Operation and Maintenance

Alarm

Under normal circumstances, the global transaction ends quickly and the result will be recorded as succeed/failed in the status of dtm.trans_global. Even if there are temporary network problems, etc., the global transaction usually ends after one or two retries. If the number of retries exceeds 3, it usually means an abnormal situation and it is better to monitor it. The suggested query conditions are

select * from dtm.trans_global where status not in ('succeed', 'failed') and
  create_time between date_add(now(), interval -3600 second) and date_add(now(), interval -120 second)

The Project supports monitoring and alerting by Prometheus after v1.1.0. The exporting port for Prometheus is 8889, which can be found in dtmsvr/dtmsvr.go. This monitoring interface provides the availability and response times of the network interface (HTTP/gRPC) and the status of executing transactions and branches.

Specifically, the metrics include follow:

  • dtm_server_process_total
  • dtm_server_response_duration
  • dtm_transaction_process_total
  • dtm_branch_process_total

For example, a possible alert for monitoring the failures of the confirm/cancel type branch:

sum(dtm_branch_process_total{branchtype=~"confirm|cancel",status="fail"}) by (gid, branchid) > 3

Retry immediately

dtm polls the database for outstanding global transactions which timed out within the last hour. dtm does not check for those that are not in this range. If you want to trigger immediate retries manually, you can manually change the next_cron_time of the corresponding transaction to the current time to trigger retries.

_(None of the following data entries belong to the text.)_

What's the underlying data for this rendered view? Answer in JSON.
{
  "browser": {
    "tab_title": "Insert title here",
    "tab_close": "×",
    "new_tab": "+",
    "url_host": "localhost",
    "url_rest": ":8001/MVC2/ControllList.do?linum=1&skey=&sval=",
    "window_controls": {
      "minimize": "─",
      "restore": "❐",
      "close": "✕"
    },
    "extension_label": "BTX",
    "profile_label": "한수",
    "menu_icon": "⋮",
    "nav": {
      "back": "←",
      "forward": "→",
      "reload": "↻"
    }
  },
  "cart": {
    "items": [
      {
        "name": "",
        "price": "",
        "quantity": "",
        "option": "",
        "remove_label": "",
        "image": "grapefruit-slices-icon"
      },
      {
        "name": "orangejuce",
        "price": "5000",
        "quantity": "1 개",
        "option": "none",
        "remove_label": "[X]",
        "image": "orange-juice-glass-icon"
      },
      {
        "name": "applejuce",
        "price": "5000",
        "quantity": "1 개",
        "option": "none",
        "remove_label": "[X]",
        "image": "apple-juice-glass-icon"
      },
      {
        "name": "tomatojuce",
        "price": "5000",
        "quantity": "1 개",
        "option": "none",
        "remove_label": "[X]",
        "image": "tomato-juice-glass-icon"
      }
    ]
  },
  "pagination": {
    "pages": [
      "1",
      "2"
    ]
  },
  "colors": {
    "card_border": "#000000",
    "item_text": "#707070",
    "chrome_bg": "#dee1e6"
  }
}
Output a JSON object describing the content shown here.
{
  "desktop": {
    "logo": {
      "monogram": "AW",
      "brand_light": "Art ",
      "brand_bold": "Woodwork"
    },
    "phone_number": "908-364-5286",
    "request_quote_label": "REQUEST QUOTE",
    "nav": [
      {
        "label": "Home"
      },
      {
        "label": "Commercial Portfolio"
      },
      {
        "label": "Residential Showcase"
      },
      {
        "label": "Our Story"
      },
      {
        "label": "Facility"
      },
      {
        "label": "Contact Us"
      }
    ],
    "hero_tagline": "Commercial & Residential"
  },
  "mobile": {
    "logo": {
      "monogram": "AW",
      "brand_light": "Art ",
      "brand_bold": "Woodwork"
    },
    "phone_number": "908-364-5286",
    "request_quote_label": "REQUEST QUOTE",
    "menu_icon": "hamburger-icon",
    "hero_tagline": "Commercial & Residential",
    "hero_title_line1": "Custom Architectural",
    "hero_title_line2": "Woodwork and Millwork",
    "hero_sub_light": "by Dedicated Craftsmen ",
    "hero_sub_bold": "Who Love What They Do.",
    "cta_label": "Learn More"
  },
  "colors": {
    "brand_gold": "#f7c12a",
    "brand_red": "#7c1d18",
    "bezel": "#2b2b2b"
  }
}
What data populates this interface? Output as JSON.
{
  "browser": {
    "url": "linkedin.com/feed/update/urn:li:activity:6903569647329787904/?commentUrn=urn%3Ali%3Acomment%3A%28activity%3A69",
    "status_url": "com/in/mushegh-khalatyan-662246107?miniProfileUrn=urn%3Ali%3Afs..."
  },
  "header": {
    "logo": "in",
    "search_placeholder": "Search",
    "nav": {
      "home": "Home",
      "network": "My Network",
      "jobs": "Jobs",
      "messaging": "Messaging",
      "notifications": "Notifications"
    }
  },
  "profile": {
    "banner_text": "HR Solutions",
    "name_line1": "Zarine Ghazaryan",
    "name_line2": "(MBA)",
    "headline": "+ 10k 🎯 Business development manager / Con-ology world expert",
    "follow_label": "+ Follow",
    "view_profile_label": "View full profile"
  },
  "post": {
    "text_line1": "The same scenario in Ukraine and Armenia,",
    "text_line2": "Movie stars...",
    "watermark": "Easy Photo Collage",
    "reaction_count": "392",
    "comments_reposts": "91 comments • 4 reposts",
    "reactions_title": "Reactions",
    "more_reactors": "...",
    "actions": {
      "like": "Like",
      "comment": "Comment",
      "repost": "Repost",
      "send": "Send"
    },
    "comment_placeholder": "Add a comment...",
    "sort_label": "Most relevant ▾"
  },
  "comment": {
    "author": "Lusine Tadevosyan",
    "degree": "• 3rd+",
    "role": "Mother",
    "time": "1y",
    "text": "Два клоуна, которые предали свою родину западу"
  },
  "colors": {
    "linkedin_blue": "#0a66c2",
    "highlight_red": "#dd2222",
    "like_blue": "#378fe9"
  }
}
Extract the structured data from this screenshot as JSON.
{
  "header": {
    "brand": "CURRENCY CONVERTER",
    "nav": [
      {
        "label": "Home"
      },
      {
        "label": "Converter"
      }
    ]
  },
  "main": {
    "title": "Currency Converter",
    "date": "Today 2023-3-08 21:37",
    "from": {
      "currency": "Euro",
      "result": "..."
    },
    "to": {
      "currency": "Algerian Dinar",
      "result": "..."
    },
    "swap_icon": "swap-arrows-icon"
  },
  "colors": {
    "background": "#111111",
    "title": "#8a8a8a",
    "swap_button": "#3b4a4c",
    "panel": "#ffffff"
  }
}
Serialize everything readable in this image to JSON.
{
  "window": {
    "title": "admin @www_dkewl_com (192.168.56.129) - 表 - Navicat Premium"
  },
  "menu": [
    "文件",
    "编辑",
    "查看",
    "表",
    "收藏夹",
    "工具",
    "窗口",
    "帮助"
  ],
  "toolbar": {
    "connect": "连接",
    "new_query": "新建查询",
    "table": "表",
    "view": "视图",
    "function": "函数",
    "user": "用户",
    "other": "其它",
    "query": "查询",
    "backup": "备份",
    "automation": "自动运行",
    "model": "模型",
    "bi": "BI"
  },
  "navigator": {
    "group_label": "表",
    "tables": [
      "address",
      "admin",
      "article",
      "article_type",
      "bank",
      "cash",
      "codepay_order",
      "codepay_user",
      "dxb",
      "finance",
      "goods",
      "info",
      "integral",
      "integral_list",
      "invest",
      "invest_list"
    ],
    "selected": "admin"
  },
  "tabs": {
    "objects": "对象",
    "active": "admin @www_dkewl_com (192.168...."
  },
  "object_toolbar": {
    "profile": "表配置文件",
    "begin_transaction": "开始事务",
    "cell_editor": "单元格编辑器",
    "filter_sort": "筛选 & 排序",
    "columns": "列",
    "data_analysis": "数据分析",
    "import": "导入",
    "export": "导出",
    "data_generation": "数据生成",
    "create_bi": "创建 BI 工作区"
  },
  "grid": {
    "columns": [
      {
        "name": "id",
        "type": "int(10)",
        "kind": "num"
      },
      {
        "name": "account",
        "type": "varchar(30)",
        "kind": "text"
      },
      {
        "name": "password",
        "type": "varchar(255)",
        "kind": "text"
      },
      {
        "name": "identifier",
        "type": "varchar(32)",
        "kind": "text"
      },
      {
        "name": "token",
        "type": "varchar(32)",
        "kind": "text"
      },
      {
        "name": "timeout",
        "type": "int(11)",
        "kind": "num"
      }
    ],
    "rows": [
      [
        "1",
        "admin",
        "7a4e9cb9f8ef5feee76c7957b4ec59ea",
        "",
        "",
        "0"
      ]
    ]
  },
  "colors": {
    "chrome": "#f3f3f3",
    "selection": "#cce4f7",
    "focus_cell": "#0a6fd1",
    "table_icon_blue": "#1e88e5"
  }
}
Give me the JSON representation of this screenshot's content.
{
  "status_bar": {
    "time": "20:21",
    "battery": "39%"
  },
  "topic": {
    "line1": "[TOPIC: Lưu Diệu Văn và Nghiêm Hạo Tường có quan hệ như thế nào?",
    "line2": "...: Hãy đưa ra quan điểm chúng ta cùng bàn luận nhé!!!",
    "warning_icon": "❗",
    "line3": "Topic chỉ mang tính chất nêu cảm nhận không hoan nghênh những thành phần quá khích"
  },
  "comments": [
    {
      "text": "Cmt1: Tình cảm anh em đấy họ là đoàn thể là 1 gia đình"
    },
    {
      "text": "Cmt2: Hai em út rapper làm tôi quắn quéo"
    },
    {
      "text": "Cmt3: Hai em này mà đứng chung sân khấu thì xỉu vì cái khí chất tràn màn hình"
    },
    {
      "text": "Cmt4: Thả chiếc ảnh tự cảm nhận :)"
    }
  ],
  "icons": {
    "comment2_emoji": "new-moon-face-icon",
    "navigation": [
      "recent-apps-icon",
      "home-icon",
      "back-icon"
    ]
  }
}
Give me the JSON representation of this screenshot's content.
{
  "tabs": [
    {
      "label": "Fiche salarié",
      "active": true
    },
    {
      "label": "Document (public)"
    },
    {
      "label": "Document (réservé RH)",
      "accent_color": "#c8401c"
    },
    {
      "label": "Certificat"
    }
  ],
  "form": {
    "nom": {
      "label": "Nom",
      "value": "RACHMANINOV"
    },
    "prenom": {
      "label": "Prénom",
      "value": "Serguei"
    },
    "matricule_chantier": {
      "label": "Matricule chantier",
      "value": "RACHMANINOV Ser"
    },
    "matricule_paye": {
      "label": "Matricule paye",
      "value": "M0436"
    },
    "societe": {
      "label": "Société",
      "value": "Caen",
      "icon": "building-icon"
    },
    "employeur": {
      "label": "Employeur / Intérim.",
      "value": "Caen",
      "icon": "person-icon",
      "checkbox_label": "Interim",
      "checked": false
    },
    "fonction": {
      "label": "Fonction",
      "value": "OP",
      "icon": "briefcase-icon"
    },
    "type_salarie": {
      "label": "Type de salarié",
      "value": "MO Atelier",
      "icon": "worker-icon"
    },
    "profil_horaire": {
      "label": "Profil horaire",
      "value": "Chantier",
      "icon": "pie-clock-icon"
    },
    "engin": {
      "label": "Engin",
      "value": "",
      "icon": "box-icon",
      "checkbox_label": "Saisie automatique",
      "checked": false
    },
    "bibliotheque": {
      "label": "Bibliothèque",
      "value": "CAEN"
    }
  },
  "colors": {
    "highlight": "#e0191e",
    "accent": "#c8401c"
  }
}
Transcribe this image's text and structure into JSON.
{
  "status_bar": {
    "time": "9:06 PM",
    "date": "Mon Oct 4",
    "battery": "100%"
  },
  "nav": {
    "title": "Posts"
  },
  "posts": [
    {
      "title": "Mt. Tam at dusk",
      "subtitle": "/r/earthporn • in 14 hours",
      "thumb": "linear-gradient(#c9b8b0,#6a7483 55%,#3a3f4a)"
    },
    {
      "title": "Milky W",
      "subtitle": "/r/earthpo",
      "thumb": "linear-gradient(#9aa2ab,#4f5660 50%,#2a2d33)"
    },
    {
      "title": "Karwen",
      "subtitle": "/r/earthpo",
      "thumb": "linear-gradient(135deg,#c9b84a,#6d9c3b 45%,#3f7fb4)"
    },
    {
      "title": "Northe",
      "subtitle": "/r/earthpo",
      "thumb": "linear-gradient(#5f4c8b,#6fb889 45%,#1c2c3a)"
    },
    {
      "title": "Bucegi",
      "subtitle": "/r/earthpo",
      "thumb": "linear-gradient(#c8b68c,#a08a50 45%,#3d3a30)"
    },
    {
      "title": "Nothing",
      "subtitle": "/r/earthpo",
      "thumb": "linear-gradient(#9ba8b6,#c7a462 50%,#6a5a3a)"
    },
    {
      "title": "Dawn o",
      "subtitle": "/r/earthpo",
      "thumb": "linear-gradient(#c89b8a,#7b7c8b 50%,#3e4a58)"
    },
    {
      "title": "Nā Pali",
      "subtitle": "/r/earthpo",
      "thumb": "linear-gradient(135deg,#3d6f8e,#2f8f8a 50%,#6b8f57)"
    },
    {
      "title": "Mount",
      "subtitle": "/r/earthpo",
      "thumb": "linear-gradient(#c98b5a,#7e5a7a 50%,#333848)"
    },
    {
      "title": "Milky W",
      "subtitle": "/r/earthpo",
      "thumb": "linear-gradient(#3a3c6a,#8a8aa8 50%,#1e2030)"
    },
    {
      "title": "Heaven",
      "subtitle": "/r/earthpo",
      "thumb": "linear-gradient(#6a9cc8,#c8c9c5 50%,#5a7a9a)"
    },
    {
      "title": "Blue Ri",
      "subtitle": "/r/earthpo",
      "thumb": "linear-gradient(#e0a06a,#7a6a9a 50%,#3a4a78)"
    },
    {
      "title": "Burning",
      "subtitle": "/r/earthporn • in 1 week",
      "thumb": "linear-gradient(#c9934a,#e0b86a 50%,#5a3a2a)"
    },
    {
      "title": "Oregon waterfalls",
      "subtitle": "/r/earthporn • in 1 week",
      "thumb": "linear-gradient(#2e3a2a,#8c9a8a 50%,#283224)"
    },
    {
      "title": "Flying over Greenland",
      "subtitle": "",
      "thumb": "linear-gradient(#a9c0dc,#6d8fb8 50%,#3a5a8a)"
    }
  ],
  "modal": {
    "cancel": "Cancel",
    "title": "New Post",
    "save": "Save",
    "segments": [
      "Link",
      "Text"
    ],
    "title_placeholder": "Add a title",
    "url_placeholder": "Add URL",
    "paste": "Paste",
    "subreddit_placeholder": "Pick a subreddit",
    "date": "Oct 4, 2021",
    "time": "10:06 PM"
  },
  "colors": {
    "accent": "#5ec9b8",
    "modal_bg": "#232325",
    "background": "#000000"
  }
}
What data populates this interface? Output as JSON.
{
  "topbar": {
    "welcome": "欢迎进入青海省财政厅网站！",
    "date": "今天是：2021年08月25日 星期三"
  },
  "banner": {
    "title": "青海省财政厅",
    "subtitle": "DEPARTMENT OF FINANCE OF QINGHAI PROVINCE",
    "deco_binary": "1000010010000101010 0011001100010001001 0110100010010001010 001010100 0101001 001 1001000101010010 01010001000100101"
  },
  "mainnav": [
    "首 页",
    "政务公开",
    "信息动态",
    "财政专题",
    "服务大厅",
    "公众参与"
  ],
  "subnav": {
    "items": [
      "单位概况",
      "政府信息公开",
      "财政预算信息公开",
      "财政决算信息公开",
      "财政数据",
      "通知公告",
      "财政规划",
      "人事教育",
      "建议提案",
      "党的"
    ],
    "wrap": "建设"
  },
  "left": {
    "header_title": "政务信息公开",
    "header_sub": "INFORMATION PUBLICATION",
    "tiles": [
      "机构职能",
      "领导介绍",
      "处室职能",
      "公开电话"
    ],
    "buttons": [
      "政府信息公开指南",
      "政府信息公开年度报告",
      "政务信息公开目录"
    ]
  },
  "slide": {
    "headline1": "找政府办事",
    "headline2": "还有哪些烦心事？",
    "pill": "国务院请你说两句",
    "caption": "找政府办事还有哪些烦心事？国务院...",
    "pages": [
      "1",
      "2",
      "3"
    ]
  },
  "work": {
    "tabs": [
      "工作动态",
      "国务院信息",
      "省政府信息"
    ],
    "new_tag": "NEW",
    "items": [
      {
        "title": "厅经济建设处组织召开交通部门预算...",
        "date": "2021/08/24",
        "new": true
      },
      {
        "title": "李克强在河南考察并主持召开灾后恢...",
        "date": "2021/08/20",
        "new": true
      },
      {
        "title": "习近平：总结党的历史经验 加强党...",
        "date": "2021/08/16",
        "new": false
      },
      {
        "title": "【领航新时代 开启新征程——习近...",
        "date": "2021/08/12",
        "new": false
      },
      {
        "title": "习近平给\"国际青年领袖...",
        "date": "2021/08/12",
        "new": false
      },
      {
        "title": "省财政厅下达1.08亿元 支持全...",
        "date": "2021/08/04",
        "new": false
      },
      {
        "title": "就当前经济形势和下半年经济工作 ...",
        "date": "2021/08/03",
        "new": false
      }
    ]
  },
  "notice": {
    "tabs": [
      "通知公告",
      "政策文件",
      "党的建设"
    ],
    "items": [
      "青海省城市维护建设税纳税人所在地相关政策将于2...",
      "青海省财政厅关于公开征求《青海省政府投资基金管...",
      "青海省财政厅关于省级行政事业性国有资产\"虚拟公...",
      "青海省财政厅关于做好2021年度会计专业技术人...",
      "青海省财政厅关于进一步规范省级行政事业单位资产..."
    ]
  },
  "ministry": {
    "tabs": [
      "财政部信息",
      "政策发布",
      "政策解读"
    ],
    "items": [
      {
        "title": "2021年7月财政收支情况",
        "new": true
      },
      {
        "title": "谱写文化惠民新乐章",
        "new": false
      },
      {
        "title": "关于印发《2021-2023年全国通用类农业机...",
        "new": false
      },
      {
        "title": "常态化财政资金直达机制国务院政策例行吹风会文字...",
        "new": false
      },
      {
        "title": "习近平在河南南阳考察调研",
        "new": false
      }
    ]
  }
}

The retry interval of dtm for each transaction is doubled for each failure, to avoid too many retries, which will cause the system load to rise abnormally.

There are the following scenarios where immediate retry can be used.

  • A business has a bug, which causes the transaction to retry several times without completing, and the retry interval value is already large. After fixing the bug, dtm needs to retry the incomplete transaction immediately

  • If dtm is down, or the database that dtm depends on is down, and the downtime is more than 1 hour, the uncompleted global transactions are no longer within the scope of dtm auto-polling.

If you manually change the next_cron_time of the corresponding transaction to the current time, it will be polled within a few seconds.